Endangered Species examines the body as a container of historical processes at their tipping point. A de-stabilized structure of raw exposed nerve endings firing endlessly and out of order. A place where immense forces of history collapse into our present reality and manifest in the ecology of the body.
Water offers the body as a vessel of ancestral and landscape memory. The accumulation of our fluids, our orgasms, our births, our rituals, our tears. The pathways of the colonizers, the natural resources depleted by our capitalist economies. The potential for buoyancy and drowning. Shape shifting oceans and glaciers moving across our landscapes.
Shrinking Habitats explores encroachment and enclosure. The howl of a land/body urbanized, colonized, liquefying, drying and depleting. The scars of industry and the imbalanced relationships between our bodies, economies, and landscapes in a slow burn meltdown.
Wind offers a time lapse of the body as landscape through the continual process of erosion. The body becomes a divining weather vane, the trade winds of the colonial project, a future antennae transmitting and receiving signals through the air. The precarious balance of all of the converging forces of history and future possibilities existing in a simultaneous space of moving forward and back in time. The forces of accumulation and dissolution.

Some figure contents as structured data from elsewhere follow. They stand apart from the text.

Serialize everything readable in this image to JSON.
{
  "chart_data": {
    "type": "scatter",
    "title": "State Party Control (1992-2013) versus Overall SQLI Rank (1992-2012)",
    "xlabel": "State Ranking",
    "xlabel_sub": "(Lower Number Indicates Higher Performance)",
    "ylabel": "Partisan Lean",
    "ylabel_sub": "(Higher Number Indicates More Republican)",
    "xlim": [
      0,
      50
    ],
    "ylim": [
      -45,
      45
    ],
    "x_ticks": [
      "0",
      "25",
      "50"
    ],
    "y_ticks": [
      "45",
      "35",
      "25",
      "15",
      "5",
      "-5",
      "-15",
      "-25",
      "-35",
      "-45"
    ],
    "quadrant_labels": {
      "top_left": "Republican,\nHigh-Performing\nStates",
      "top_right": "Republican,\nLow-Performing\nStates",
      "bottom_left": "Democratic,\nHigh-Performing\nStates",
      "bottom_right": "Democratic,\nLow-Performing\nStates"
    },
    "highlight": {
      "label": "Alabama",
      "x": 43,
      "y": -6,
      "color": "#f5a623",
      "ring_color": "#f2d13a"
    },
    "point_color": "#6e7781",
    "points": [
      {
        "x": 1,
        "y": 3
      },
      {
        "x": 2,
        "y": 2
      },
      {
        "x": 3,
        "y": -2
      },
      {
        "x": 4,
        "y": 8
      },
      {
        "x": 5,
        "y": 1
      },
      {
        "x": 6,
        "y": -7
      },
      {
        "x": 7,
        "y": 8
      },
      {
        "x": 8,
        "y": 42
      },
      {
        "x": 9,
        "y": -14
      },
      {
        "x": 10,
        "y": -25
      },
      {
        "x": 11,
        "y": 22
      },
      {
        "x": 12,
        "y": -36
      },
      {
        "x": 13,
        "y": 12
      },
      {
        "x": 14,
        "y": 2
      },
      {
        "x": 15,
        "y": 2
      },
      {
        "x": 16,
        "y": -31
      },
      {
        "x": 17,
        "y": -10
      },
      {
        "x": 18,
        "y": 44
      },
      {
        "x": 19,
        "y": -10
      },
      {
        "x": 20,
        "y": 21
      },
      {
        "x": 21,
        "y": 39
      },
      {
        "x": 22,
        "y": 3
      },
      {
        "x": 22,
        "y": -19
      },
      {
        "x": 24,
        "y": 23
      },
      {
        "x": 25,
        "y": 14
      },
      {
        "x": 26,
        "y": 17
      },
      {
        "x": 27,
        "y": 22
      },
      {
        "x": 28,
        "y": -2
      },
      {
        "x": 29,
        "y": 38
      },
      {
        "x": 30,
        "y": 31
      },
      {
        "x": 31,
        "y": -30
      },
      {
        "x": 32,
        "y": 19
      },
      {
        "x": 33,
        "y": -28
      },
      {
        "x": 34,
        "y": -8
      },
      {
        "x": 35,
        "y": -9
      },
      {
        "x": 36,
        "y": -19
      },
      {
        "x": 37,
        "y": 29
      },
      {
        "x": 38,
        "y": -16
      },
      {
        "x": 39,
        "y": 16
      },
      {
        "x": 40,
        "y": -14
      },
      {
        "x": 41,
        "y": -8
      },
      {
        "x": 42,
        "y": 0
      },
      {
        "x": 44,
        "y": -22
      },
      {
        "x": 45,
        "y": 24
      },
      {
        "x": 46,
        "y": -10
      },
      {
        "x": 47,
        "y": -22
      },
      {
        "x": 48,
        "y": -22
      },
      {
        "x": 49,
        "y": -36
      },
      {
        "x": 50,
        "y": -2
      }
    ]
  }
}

The weather becomes a flickering social prosody. As it abstracts into rhythm it becomes commodified, universal. It's real. It's mythic. It's wild. It's a vernacular. It's didactic. It's boredom. It's ceaseless. It's a delusional space.
This weather's the wild fantasy. It seizes us. Together our faces tilt upwards. […] If each forecast is a fiction I prefer to add to that fiction alternate delusions—a delusionary politics that describes current conditions as it poses futurities.
—Lisa Robertson, "The Weather: A Report on Sincerity"
The profound ecological changes currently underway have made it crucial to think with geological time scales and to link seemingly disparate events across the globe, namely colonialism, unregulated capitalism, and globalization. The weather emerges as a strange figure of a kind of metaphysical instability. It’s as if the market collapse and the dismantling of the fortress of the state as absolute shelter has amplified a sense of vulnerability to the elements to a point where the earth’s atmosphere responds in kind. Weather produces a kind of amplification of these details in a manner that indexes the variegated rhythms of non-human and human matter.
Weather looks to the human body as a conductor for explicitly engaging with the physical, political, and chemical composition of the Earth. The performance presents issues that are often rendered as ‘dry science’ in a way that enables emotional responses and encourages us to re-envisage future and past relations between earthly volatility and bodily vulnerability. Weather makes visible the differential impacts—past, present, and future—that have come to shape the relationships among human and non-human actants, living in an era of extreme hydrocarbon extraction, extreme weather events, and extreme economic disparity. Each site-specific solo vignette plays on the idea of instability, of teetering on the brink of disaster.